Jeff and Julie Wilson are longtime Randy Bachman and Guess Who fans
Jeff and Julie Wilson are longtime Randy Bachman and Guess Who fans.

The song, Bachman said, came to him while listening to an early Bee Gees’ single called “New York Mining Disaster 1941.”
“I heard that opening guitar lick and I just started fooling around, and that became ‘Laughing,’” he said. “It’s interesting how songs are made. I get ideas from everyday life and I write them down.”

The big rock breakthrough for The Guess Who came with “No Sugar.” The concert picked up momentum and Bachman and his band turned in a scorching rendition of the song.

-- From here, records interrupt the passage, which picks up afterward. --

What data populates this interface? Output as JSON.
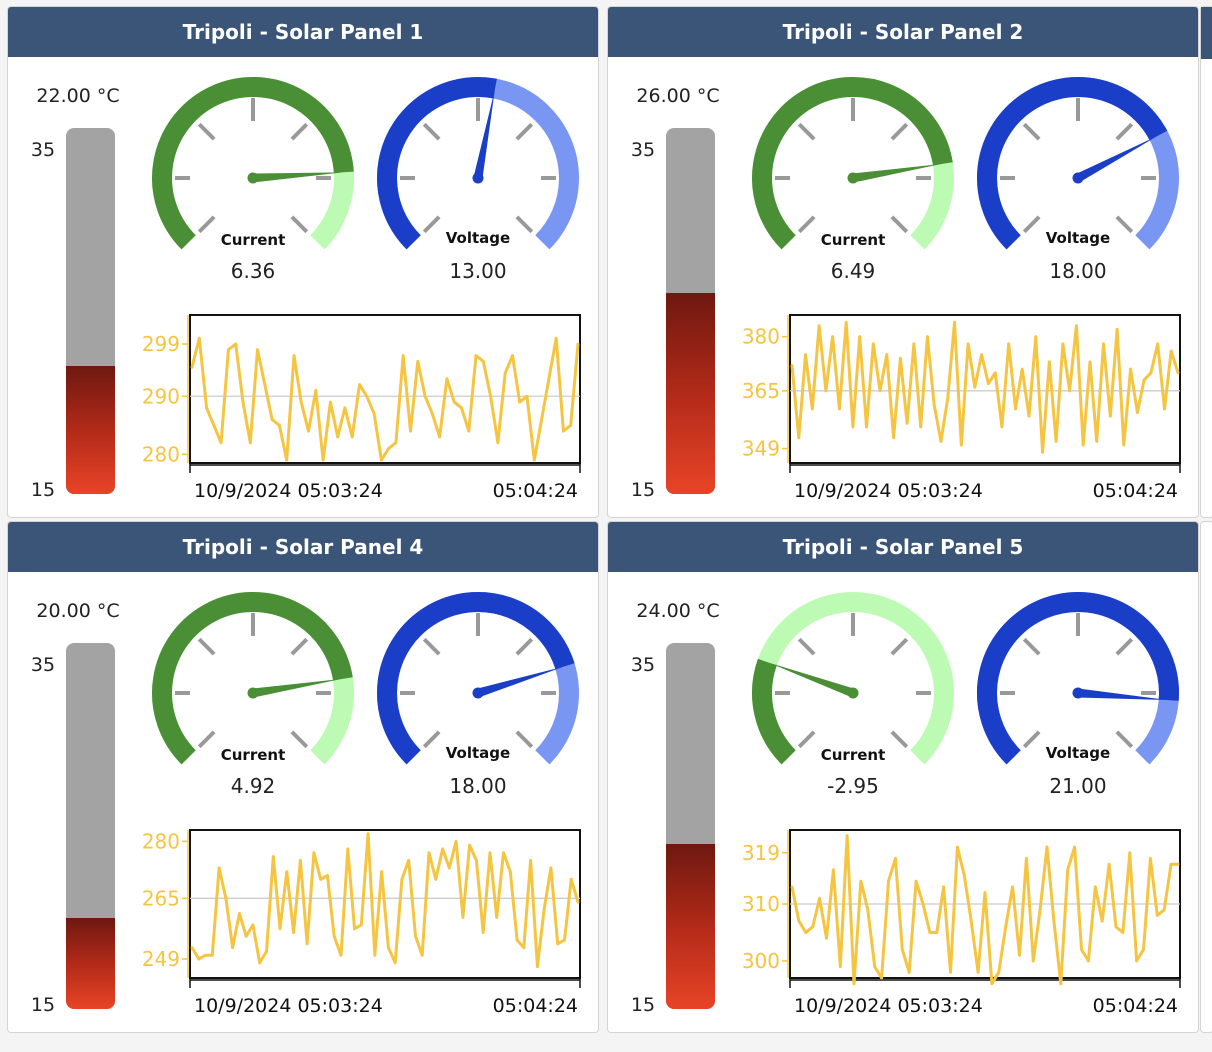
{
  "colors": {
    "header": "#3a5578",
    "current_dark": "#4a8f36",
    "current_light": "#bdfbb5",
    "voltage_dark": "#1a3ec8",
    "voltage_light": "#7896f2",
    "line": "#f5c542",
    "tick": "#999999"
  },
  "panels": [
    {
      "title": "Tripoli - Solar Panel 1",
      "temperature": "22.00 °C",
      "temp_value": 22,
      "therm_max": "35",
      "therm_min": "15",
      "current": {
        "label": "Current",
        "value": "6.36",
        "fraction": 0.82
      },
      "voltage": {
        "label": "Voltage",
        "value": "13.00",
        "fraction": 0.54
      },
      "chart_data": {
        "type": "line",
        "yticks": [
          "299",
          "290",
          "280"
        ],
        "ytick_values": [
          299,
          290,
          280
        ],
        "ylim": [
          278.5,
          304
        ],
        "x_labels": [
          "10/9/2024 05:03:24",
          "05:04:24"
        ],
        "values": [
          295,
          300,
          288,
          285,
          282,
          298,
          299,
          289,
          282,
          298,
          292,
          286,
          285,
          279,
          297,
          289,
          284,
          291,
          279,
          289,
          283,
          288,
          283,
          292,
          290,
          287,
          279,
          281,
          282,
          297,
          284,
          296,
          290,
          287,
          283,
          293,
          289,
          288,
          284,
          297,
          296,
          290,
          282,
          294,
          297,
          289,
          290,
          279,
          286,
          293,
          300,
          284,
          285,
          299
        ]
      }
    },
    {
      "title": "Tripoli - Solar Panel 2",
      "temperature": "26.00 °C",
      "temp_value": 26,
      "therm_max": "35",
      "therm_min": "15",
      "current": {
        "label": "Current",
        "value": "6.49",
        "fraction": 0.8
      },
      "voltage": {
        "label": "Voltage",
        "value": "18.00",
        "fraction": 0.73
      },
      "chart_data": {
        "type": "line",
        "yticks": [
          "380",
          "365",
          "349"
        ],
        "ytick_values": [
          380,
          365,
          349
        ],
        "ylim": [
          345,
          386
        ],
        "x_labels": [
          "10/9/2024 05:03:24",
          "05:04:24"
        ],
        "values": [
          372,
          352,
          375,
          360,
          383,
          365,
          380,
          360,
          384,
          355,
          380,
          355,
          378,
          365,
          375,
          352,
          374,
          356,
          378,
          355,
          380,
          361,
          351,
          363,
          384,
          350,
          378,
          366,
          375,
          367,
          370,
          355,
          378,
          360,
          371,
          358,
          380,
          348,
          373,
          351,
          378,
          365,
          383,
          350,
          373,
          351,
          378,
          358,
          382,
          350,
          371,
          359,
          368,
          370,
          378,
          360,
          376,
          370
        ]
      }
    },
    {
      "title": "Tripoli - Solar Panel 4",
      "temperature": "20.00 °C",
      "temp_value": 20,
      "therm_max": "35",
      "therm_min": "15",
      "current": {
        "label": "Current",
        "value": "4.92",
        "fraction": 0.8
      },
      "voltage": {
        "label": "Voltage",
        "value": "18.00",
        "fraction": 0.77
      },
      "chart_data": {
        "type": "line",
        "yticks": [
          "280",
          "265",
          "249"
        ],
        "ytick_values": [
          280,
          265,
          249
        ],
        "ylim": [
          244,
          283
        ],
        "x_labels": [
          "10/9/2024 05:03:24",
          "05:04:24"
        ],
        "values": [
          252,
          249,
          250,
          250,
          273,
          265,
          252,
          261,
          255,
          258,
          248,
          251,
          276,
          257,
          272,
          256,
          275,
          253,
          277,
          270,
          271,
          255,
          250,
          278,
          257,
          258,
          282,
          250,
          272,
          252,
          248,
          270,
          275,
          255,
          250,
          277,
          270,
          278,
          273,
          280,
          260,
          279,
          275,
          256,
          277,
          260,
          277,
          272,
          254,
          252,
          275,
          247,
          262,
          273,
          253,
          254,
          270,
          264
        ]
      }
    },
    {
      "title": "Tripoli - Solar Panel 5",
      "temperature": "24.00 °C",
      "temp_value": 24,
      "therm_max": "35",
      "therm_min": "15",
      "current": {
        "label": "Current",
        "value": "-2.95",
        "fraction": 0.24
      },
      "voltage": {
        "label": "Voltage",
        "value": "21.00",
        "fraction": 0.85
      },
      "chart_data": {
        "type": "line",
        "yticks": [
          "319",
          "310",
          "300"
        ],
        "ytick_values": [
          319,
          310,
          300
        ],
        "ylim": [
          297,
          323
        ],
        "x_labels": [
          "10/9/2024 05:03:24",
          "05:04:24"
        ],
        "values": [
          313,
          307,
          305,
          306,
          311,
          304,
          316,
          299,
          322,
          296,
          314,
          309,
          299,
          297,
          314,
          318,
          302,
          298,
          314,
          310,
          305,
          305,
          313,
          298,
          320,
          315,
          307,
          298,
          312,
          296,
          298,
          306,
          313,
          301,
          318,
          300,
          309,
          320,
          307,
          296,
          316,
          320,
          302,
          300,
          313,
          307,
          317,
          306,
          305,
          319,
          300,
          302,
          318,
          308,
          309,
          317,
          317
        ]
      }
    }
  ]
}
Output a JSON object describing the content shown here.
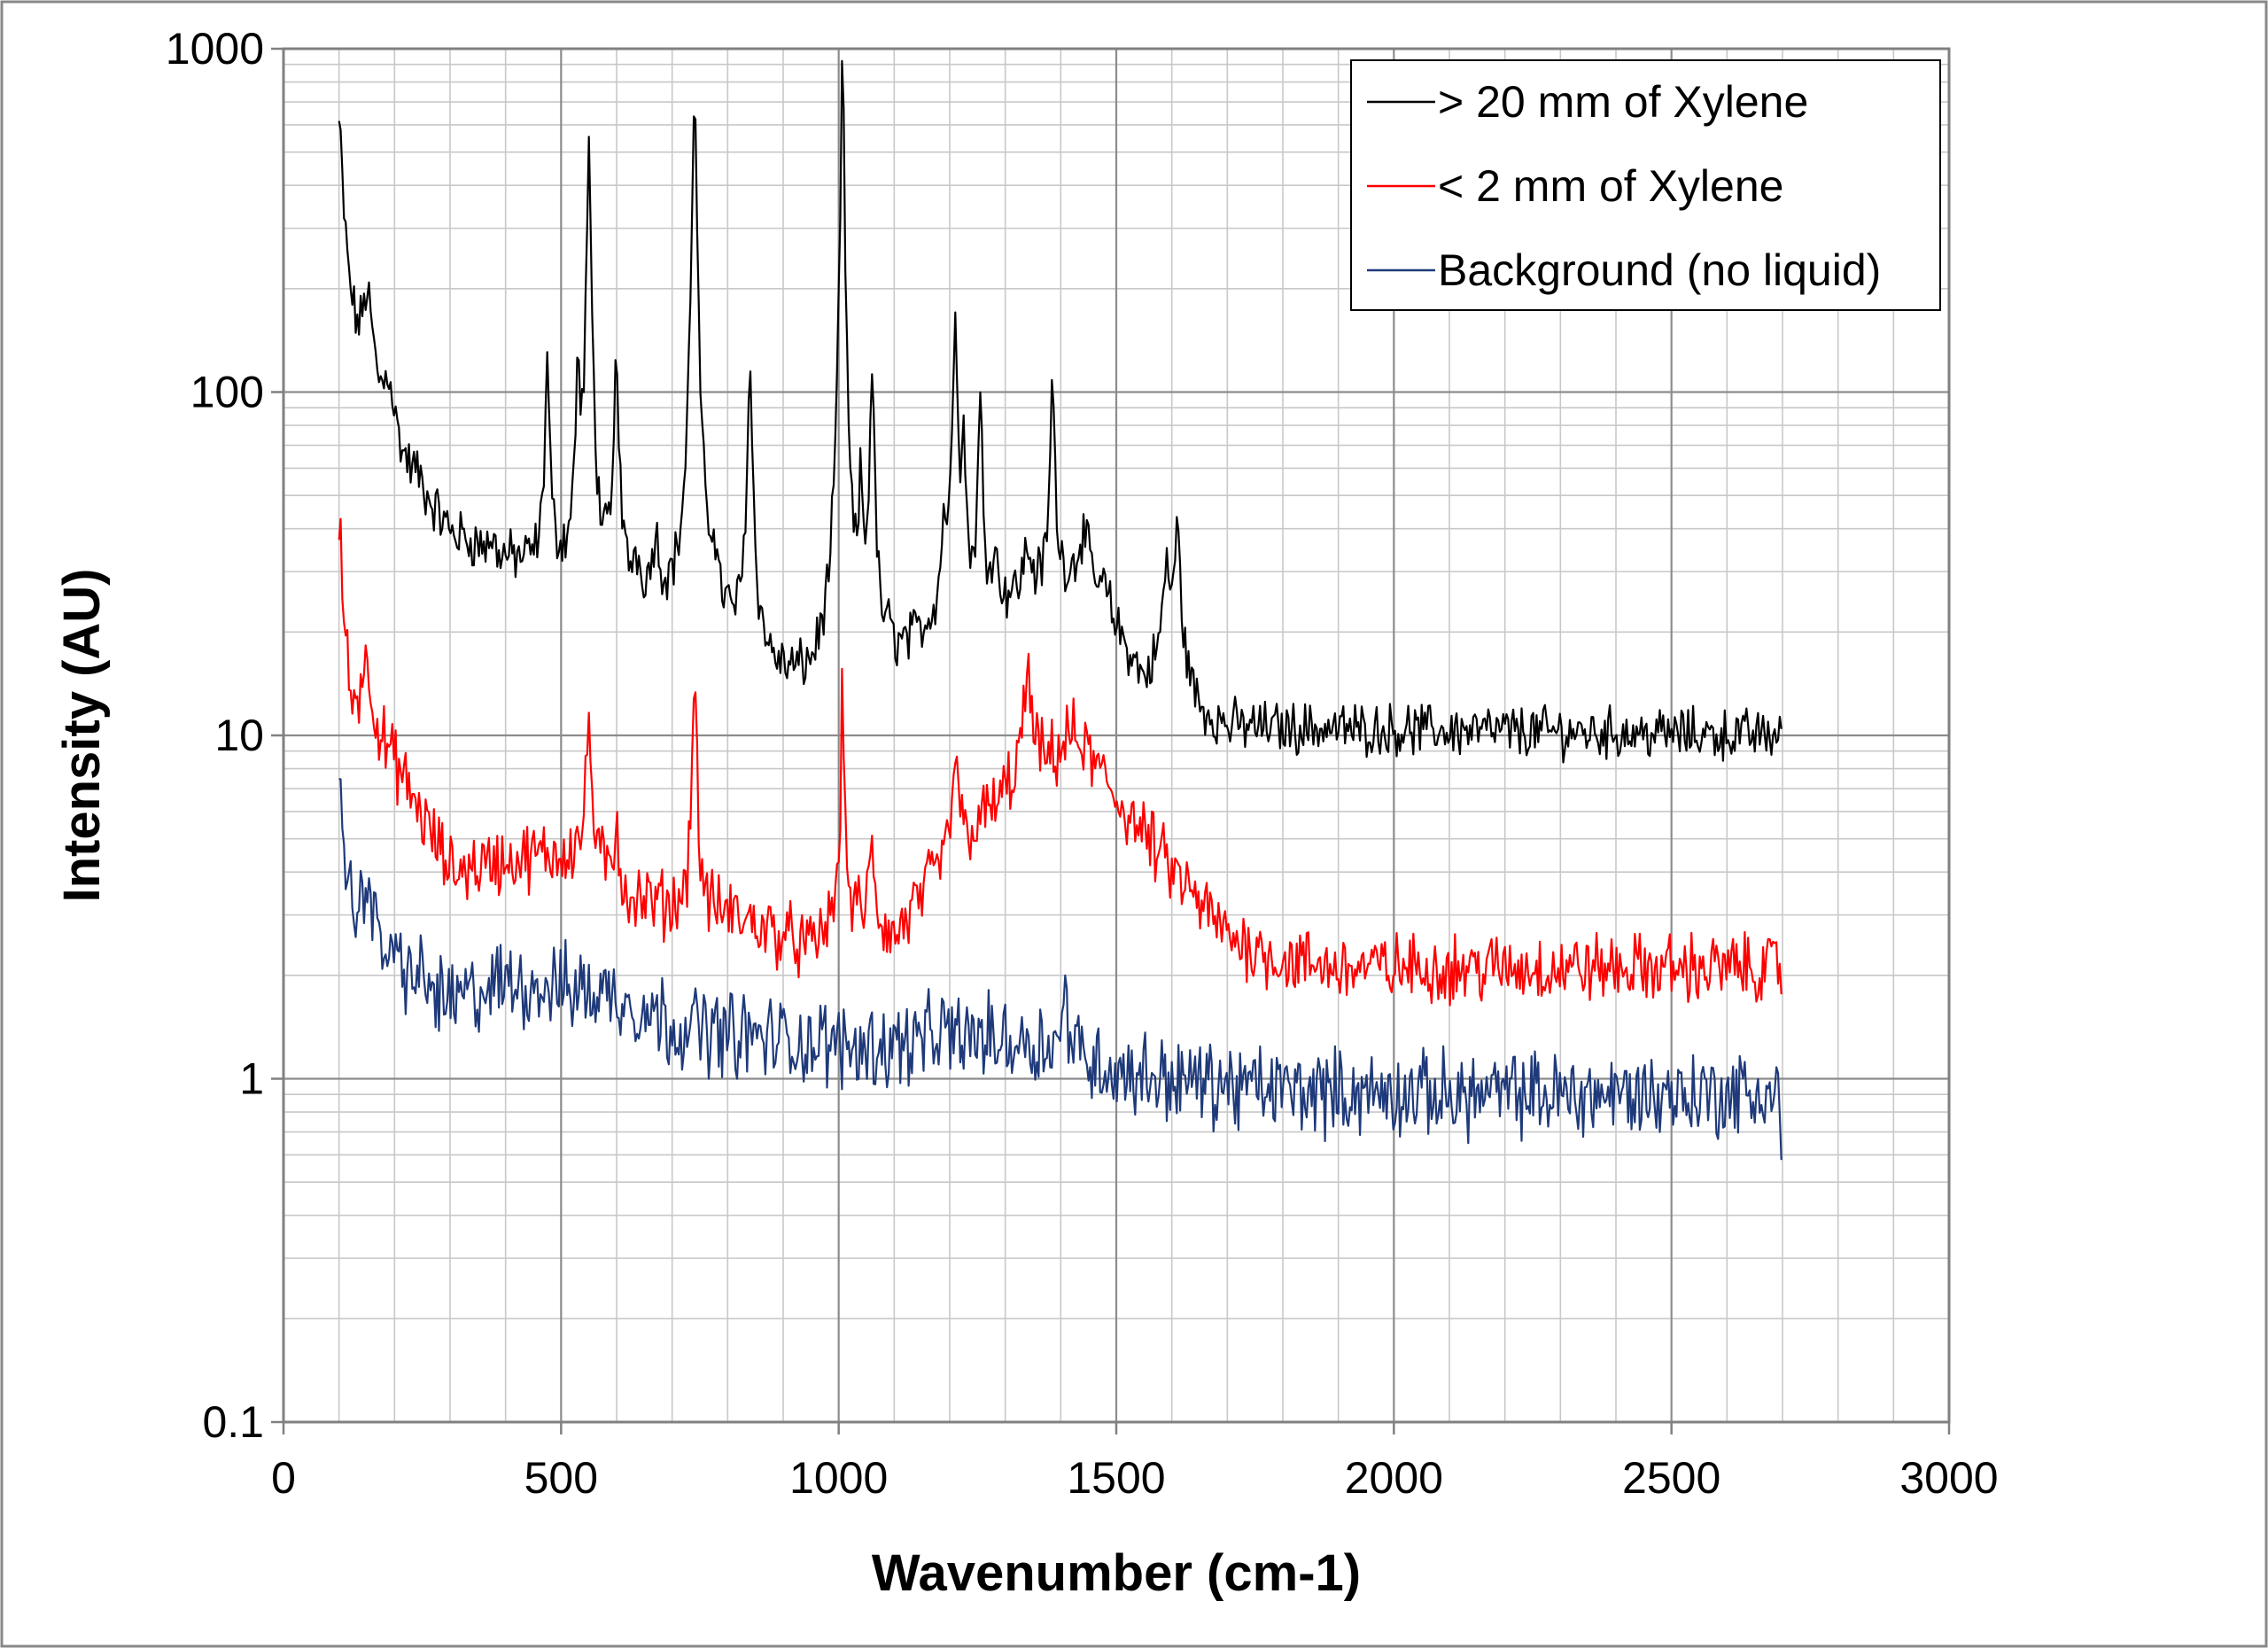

“No Time Left For You,” was another smash for the band. Bachman really picked up the emotional pace with “American Woman,” one of those songs irrevocably stamped in the mind of anyone who lived through the ‘60s. The beat, the lyrics, the anti-war message remains powerful.

During this period, Bachman wrote a jazz/rock classic, “Undun.” It showed his musical versatility and how he defied musical categorization.

Bachman left The Guess Who around 1970 and drifted for a few years before finding another musical home with Bachman Turner Overdrive, aka BTO.
His idea for an early hit came from a close call while driving. It was called “Roll On Down the Highway.” Then came “Let It Ride,” “Hey You,” and the stuttering, “You Ain’t Seen Nothing Yet.”

BTO was simple, straight ahead, foot stomping power rock. But Bachman can never resist switching styles. He did that with a jazzy BTO number “Lookin’ Out For Number One.”
“Randy Bachman is an amazing talent,” said Jeff Wilson, who attended the concert with his wife, Julie. They are from Hamburg, N.Y., not too far from the Canadian border.
“Canadian rock and roll has always been great but not everybody hears it,” Jeff Wilson said. “Where I’m from, we heard Canadian music all the time. I loved the Guess Who and BTO.”
Julie Wilson shares that appreciation.
“We had to come and see Randy Bachman,” she said. “It was a last minute thing, but here we are.”
The Wilsons agreed that “Taking Care of Business,” is an all-time classic.
 Near the end of the nearly two-hour concert, Bachman was ready to deliver BTO’s biggest hit.
He explained that he had been kicking the song around for years, until he finally came up with the chorus, “Taking Care of Business.”
“I was driving in Canada and I heard a disc jockey say, ‘we’re taking care of business.’ The light went off in my head and I wrote it down immediately.”
Bachman rose from the stool and his band started the familiar pounding beat to the song’s intro. Virtually everyone at The Sharon was standing, singing and clapping to the number.

It felt like 1974 all over again, but you can’t define Randy Bachman’s music by a calendar.

The song, like the singer, is timeless.

Tony Violanti covers arts and music for Villages-News.com. He was inducted into the Buffalo NY Music Hall of Fame as a music journalist.